Como a dita superioridade moral da esquerda não tem valor, nem fundamento, e falha sempre, a promoção da superioridade moral da direita irá resultar? Uma coisa é certa. Tal como no passado, as verdadeiras vítimas já estão a ser a verdade, a liberdade e a democracia. Para além do revisionismo histórico da esquerda, agora também temos a relativização populista da direita.
2 Hannah Arendt, no seu texto de 1967, “Truth and Politics“, afirmou que “a marca distintiva da verdade de facto está em que o seu contrário não é nem o erro nem a ilusão, nem a opinião, nenhuma delas tendo a ver com a boa-fé pessoal, mas a falsidade deliberada ou a mentira”.
A verdade e a política nunca tiveram boas relações. Ao longo da História, a mentira foi encarada como um instrumento necessário, por vezes até legítimo, na gestão dos assuntos públicos. Em certos contextos – desde que não sirva interesses pessoais ou partidários – pode revelar-se inevitável. No entanto, como regra geral, é moralmente inaceitável. Lamentavelmente, para além da mentira, enfrentamos hoje a desinformação, que parece ter-se tornado o modus vivendi habitual da direita.

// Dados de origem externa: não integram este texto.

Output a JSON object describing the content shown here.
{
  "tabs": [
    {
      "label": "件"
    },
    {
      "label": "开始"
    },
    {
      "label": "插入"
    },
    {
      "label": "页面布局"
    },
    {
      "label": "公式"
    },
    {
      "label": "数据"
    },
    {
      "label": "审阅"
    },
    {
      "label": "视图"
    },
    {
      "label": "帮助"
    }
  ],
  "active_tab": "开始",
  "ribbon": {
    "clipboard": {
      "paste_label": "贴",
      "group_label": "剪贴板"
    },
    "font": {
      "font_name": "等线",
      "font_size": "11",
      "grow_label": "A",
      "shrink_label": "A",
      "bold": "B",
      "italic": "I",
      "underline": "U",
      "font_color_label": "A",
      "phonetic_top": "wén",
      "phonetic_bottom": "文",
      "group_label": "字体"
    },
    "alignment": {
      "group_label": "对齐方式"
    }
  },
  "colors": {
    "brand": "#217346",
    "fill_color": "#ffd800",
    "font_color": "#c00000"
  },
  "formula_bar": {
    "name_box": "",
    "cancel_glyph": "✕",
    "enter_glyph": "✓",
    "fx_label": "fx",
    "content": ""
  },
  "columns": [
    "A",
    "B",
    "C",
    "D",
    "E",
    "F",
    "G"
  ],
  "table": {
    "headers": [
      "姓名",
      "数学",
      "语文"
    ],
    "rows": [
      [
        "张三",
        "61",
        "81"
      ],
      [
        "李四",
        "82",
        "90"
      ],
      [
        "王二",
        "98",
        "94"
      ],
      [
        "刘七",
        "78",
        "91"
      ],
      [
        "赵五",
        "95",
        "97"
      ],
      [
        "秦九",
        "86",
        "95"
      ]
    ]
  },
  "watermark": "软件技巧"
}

Antes de discutir as implicações da mentira e da desinformação, importa sublinhar que o comportamento e os processos mentais resultam sempre de uma escolha individual. Essa escolha pode, posteriormente, ser adoptada por um grupo, sendo bastante provável que o exemplo do líder estimule e amplifique essa conduta.

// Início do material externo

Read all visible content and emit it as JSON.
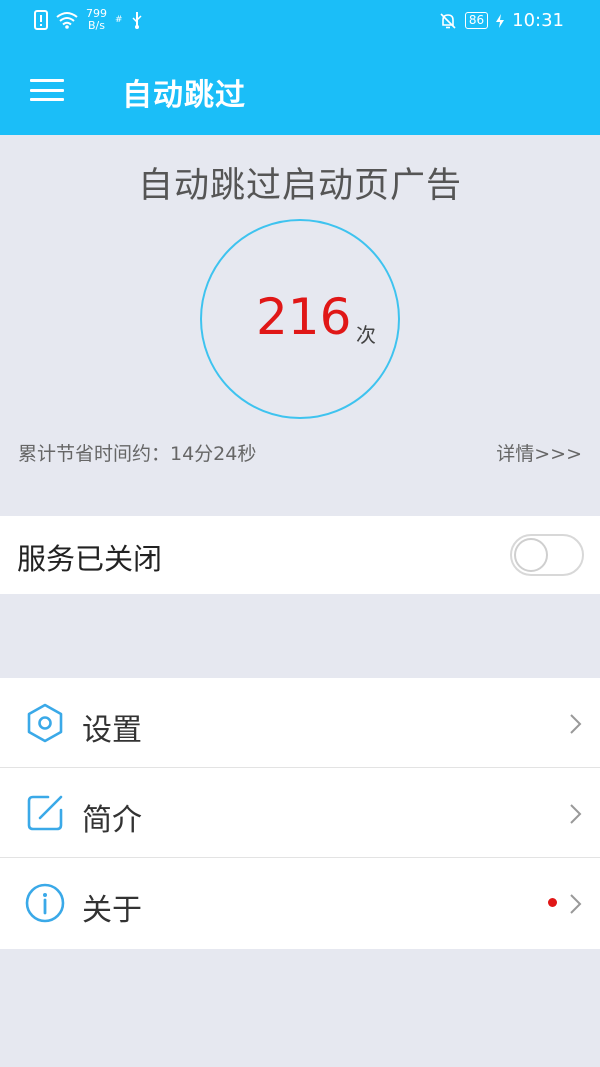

Ninguém é 100% moral ou verdadeiro – essa perfeição está vedada pela própria natureza e pela condição humana. Até por amor se mente. Mas creio que todos somos, inevitavelmente, 100% humanos. Por isso, o que nos distingue é a decência e a capacidade de aprender com os erros. Optar pela mentira afasta-nos dos factos que compõem a realidade e empurra-nos para narrativas ilusórias. É essencial distinguir entre um sonho e uma ilusão. Entre ambos há uma distinção de substância.
Vivemos na realidade – e é ela que sofre com as decisões dos nossos políticos e governos. Quando praticada por políticos, a mentira ganha uma gravidade e impacto muito maiores. É comum que moldem factos e narrativas conforme os seus interesses pessoais ou partidários, mas deturpar a verdade nunca serve o bem público.
Hoje, o discurso político está infestado de falsidades, falácias, desinformação e retóricas moldadas à conveniência – que depois são amplamente disseminadas e normalizadas. Esta distorção da verdade prejudica a democracia e mina a confiança dos cidadãos, que acabam por ser os principais lesados pelas manipulações dos seus representantes. O Chega é o partido que o faz.
3 A direita e o conservadorismo tiveram um fulgor renovado com Margareth Thatcher, Ronald Reagan e George H. W. Bush.
Margareth Thatcher – conservadora primeiro, liberal depois – foi efectivamente uma pessoa de convicções. Basta, por exemplo, recordar que se opôs à posição do Partido Conservador quando este queria restaurar a sova como um castigo corporal judicial (1961), apoiou a manutenção da pena de morte e a rigidez das leis do divórcio. Porém, também apoiou a descriminalização da homossexualidade masculina e a legalização do aborto até a 28ª semana de gestação.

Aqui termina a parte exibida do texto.